– Пойми же меня, Михаэль, цель человеку все-таки надо иметь перед собой, хотя бы это была и не возвышенная цель. Что я только что сказал – это моя философия, и сообразно с нею намерен я поступать, хотя бы тебе она и казалась презренною. У меня кет дара воодушевляться идеями, как у тебя, и, говоря откровенно, у меня больше нет веры в человека.
– Веры в человека нет у тебя?
– Веры! Веры! Ненависть, презрение – вот все, что у меня осталось. О, люди мне отвратительны! Их малодушие, жестокость, тщеславие, их алчность, глупость и гнусный эгоизм мне теперь достаточно знакомы. И не верю я также в так называемые идеалы. Видишь, Михааль, как я окончательно обанкротился. Совершенно так же, как этот век и этот мир, в котором все обанкротилось – религия, наука, все…
– Не впадай в ошибку, – пылко перебил его Михаэль. – Религия нисколько не обанкротилась, а наука – и подавно. Для нее как раз началась новая эра, и она расцветет пышнее, чем когда-либо до сих пор.
– Пусть так, – ответил Венцель, – может быть, ты прав. Но меня ты убедить не можешь. Как бы ты громко и долго ни взывал, я, брат, уже не, слышу и не понимаю тебя! И то, что я говорю, такая же правда, как то, что ты – единственный человек, которого я люблю и уважаю. – Венцель показал на свое сердце. – Здесь лежит мертвец, ему уже не воскреснуть, – несколько напыщенно сказал он.
Не столько сама исповедь Венцеля потрясла Михаэля, сколько ее отчаянный, циничный тон.
– Теперь я еще больше жалею, – сказал Михаэль, – что ты не приехал ко мне в имение; может быть, там твои мысли получили бы другое направление.
– Как это могло бы случиться? – ответил Венцель. – Пойми, моя цель прельщает меня совершенно так же, как твоя тебя. Она манит, и я противиться больше не могу. Слишком поздно, Михаэль. Я на трамплине! Слышишь? Я на трамплине. Больше того – я уже прыгнул! В пустоту – в ничто, быть может. Я знаю, что это не большая цель. И все же!.. Вернусь ли я и каким вернусь – как знать? Поедем, я тебе кое-что покажу, Михаэль.

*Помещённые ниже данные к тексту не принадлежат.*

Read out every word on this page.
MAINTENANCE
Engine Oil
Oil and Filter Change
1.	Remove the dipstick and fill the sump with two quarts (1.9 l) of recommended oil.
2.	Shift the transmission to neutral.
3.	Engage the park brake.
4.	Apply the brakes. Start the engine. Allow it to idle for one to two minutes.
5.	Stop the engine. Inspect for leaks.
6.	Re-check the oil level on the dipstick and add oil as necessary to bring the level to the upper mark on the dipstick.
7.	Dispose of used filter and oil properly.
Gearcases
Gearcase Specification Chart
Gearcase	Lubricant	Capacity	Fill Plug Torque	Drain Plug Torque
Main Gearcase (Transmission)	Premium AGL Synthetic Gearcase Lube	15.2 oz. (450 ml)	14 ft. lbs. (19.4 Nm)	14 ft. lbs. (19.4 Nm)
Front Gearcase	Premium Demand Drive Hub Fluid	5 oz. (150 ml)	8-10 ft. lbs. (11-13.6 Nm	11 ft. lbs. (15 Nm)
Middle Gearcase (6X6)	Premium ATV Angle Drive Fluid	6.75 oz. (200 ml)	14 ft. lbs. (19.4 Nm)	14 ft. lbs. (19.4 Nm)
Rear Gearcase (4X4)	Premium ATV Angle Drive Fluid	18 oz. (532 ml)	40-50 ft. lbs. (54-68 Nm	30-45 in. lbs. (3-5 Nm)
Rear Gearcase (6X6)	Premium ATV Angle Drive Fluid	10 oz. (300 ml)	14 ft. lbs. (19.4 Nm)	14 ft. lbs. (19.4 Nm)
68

Венцель поспешно расплатился.
Перед рестораном стоял элегантный, покрытый черным лаком лимузин.
– Садись! – сказал Венцель с почти мальчишеской радостью при виде озадаченного лица Михаэля.

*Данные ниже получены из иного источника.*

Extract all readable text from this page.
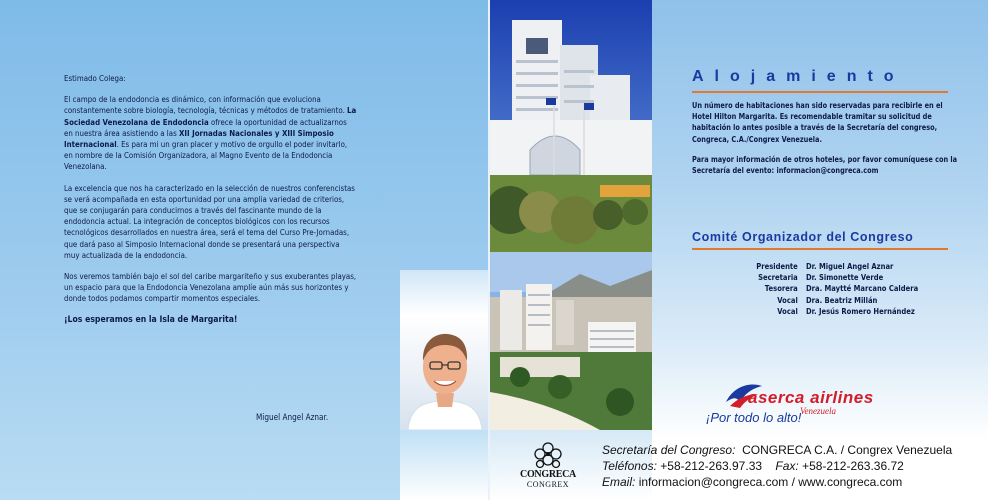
Estimado Colega:

El campo de la endodoncia es dinámico, con información que evoluciona constantemente sobre biología, tecnología, técnicas y métodos de tratamiento. La Sociedad Venezolana de Endodoncia ofrece la oportunidad de actualizarnos en nuestra área asistiendo a las XII Jornadas Nacionales y XIII Simposio Internacional. Es para mi un gran placer y motivo de orgullo el poder invitarlo, en nombre de la Comisión Organizadora, al Magno Evento de la Endodoncia Venezolana.

La excelencia que nos ha caracterizado en la selección de nuestros conferencistas se verá acompañada en esta oportunidad por una amplia variedad de criterios, que se conjugarán para conducirnos a través del fascinante mundo de la endodoncia actual. La integración de conceptos biológicos con los recursos tecnológicos desarrollados en nuestra área, será el tema del Curso Pre-Jornadas, que dará paso al Simposio Internacional donde se presentará una perspectiva muy actualizada de la endodoncia.

Nos veremos también bajo el sol del caribe margariteño y sus exuberantes playas, un espacio para que la Endodoncia Venezolana amplíe aún más sus horizontes y donde todos podamos compartir momentos especiales.

¡Los esperamos en la Isla de Margarita!

Miguel Angel Aznar.
Alojamiento

Un número de habitaciones han sido reservadas para recibirle en el Hotel Hilton Margarita. Es recomendable tramitar su solicitud de habitación lo antes posible a través de la Secretaría del congreso, Congreca, C.A./Congrex Venezuela.

Para mayor información de otros hoteles, por favor comuníquese con la Secretaría del evento: informacion@congreca.com

Comité Organizador del Congreso
Presidente Dr. Miguel Angel Aznar
Secretaria Dr. Simonette Verde
Tesorera Dra. Maytté Marcano Caldera
Vocal Dra. Beatriz Millán
Vocal Dr. Jesús Romero Hernández
aserca airlines
Venezuela
¡Por todo lo alto!
CONGRECA
CONGREX
Secretaría del Congreso: CONGRECA C.A. / Congrex Venezuela
Teléfonos: +58-212-263.97.33 Fax: +58-212-263.36.72
Email: informacion@congreca.com / www.congreca.com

– Это твоя машина? – пробормотал Михаэль.
– Разумеется, моя! Иначе нельзя.
Автомобиль остановился перед большим конторским зданием на Вильгельмштрассе.
– Иди за мной! – сказал Венцель, и Михаэль, колеблясь, пошел за ним. На одной из дверей была лаконическая дощечка: «Шелленберг». Лакей открыл дверь, и Венцель повел брата через ряд больших рабочих комнат, заставленных пишущими машинками и конторскою мебелью. Все было совершенно новым. Еще пахло лаком и краской.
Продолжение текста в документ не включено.